Team-Wettkämpfe finden im K.o.-System statt. Die Durchgänge bestehen immer aus vier Disziplinen, die zu viert als Staffel hintereinander absolviert werden müssen. D.h. erst wenn die eine Disziplin durch ist, darf der nächste beginnen. Die vier Disziplinen sind:

Stock Saw:

In dieser Disziplin arbeiten alle Athletinnen und Athleten mit der MS 661 C-M, einer handelsüblichen STIHL Kettensäge. Die laufende Säge wird nach dem Startsignal mit schnellem Griff an den 40 Zentimeter starken Holzblock geführt. In einem markierten Bereich von 10 cm müssen mit einem Abwärts- und anschließendem Aufwärtsschnitt zwei Scheiben (Cookies) vom waagerecht befestigten Stamm abgeschnitten werden.
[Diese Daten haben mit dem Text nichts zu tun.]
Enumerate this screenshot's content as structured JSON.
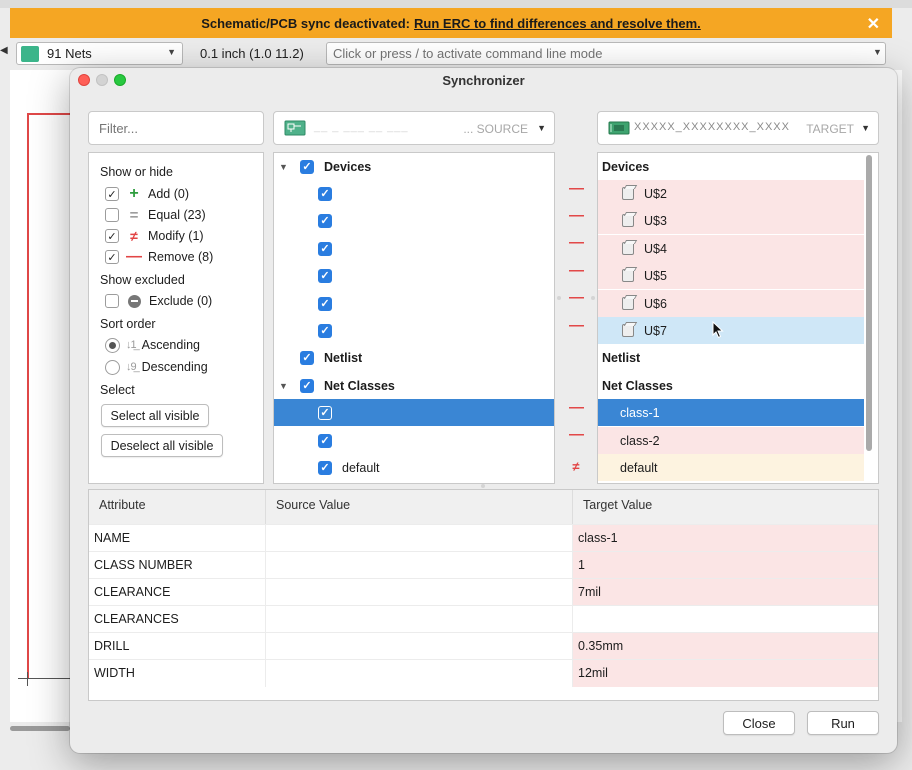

Es gilt, Druck und Geschwindigkeit auf das Holz abzustimmen. Die Cookies müssen komplett sein und die Markierungslinie darf nicht überschnitten werden, ansonsten wird der Teilnehmende disqualifiziert. Topzeiten in dieser Disziplin liegen bei weniger als zehn Sekunden. Stock Saw ist eine der Grundlagendisziplinen und eine der ersten Disziplinen, die im Training gelernt wird.

Underhand Chop:

Der Underhand Chop simuliert das Zerteilen eines bereits gefällten Baums. Während die Athletinnen und Athleten auf dem waagerecht verankerten Holzblock stehen, müssen sie ihn von beiden Seiten mit einer Axt bearbeiten und durchschlagen. Wird der Block nur von einer Seite bearbeitet, führt dies zur Disqualifikation in dieser Disziplin. Top-Zeiten liegen in dieser Disziplin bei unter 15 Sekunden. Als eine der Grundlagendisziplinen ist der Underhand Chop eine der ersten Disziplinen, die Neueinsteigende erlernen.

Single Buck:

Mit einer Einmannzugsäge von rund zwei Metern Länge sägen die Athletinnen und Athleten eine Holzscheibe von einem horizontal befestigten Block ab. Bei dieser Disziplin sind Rhythmus und Dynamik entscheidend für einen schnellen Schnitt. Spitzenzeiten liegen bei weniger als zwölf Sekunden. Die Single Buck zählt zu den fortgeschrittenen Disziplinen. Zwar sind die Basics im Bewegungsablauf und beim Handling leicht zu erlernen, allerdings nimmt es viel Zeit in Anspruch die Säge richtig zu beherrschen und zu warten.

Standing Block Chop:

Beim Standing Block Chop wird das Fällen eines Baumes simuliert. Ein senkrecht in einer Metallhalterung (englisch ‚Stand‘) verankerter Holzblock muss so schnell wie möglich von beiden Seiten durchschlagen werden. Präzise Axtschläge sowie ein kraftvoller Schwung sind entscheidend für den Erfolg beim Standing Block Chop. Topzeiten liegen bei weniger als 13 Sekunden für diese Disziplin. Der Standing Block Chop zählt zu den fortgeschrittenen Disziplinen und wird von Neueinsteigenden üblicherweise als vierte Disziplin erlernt.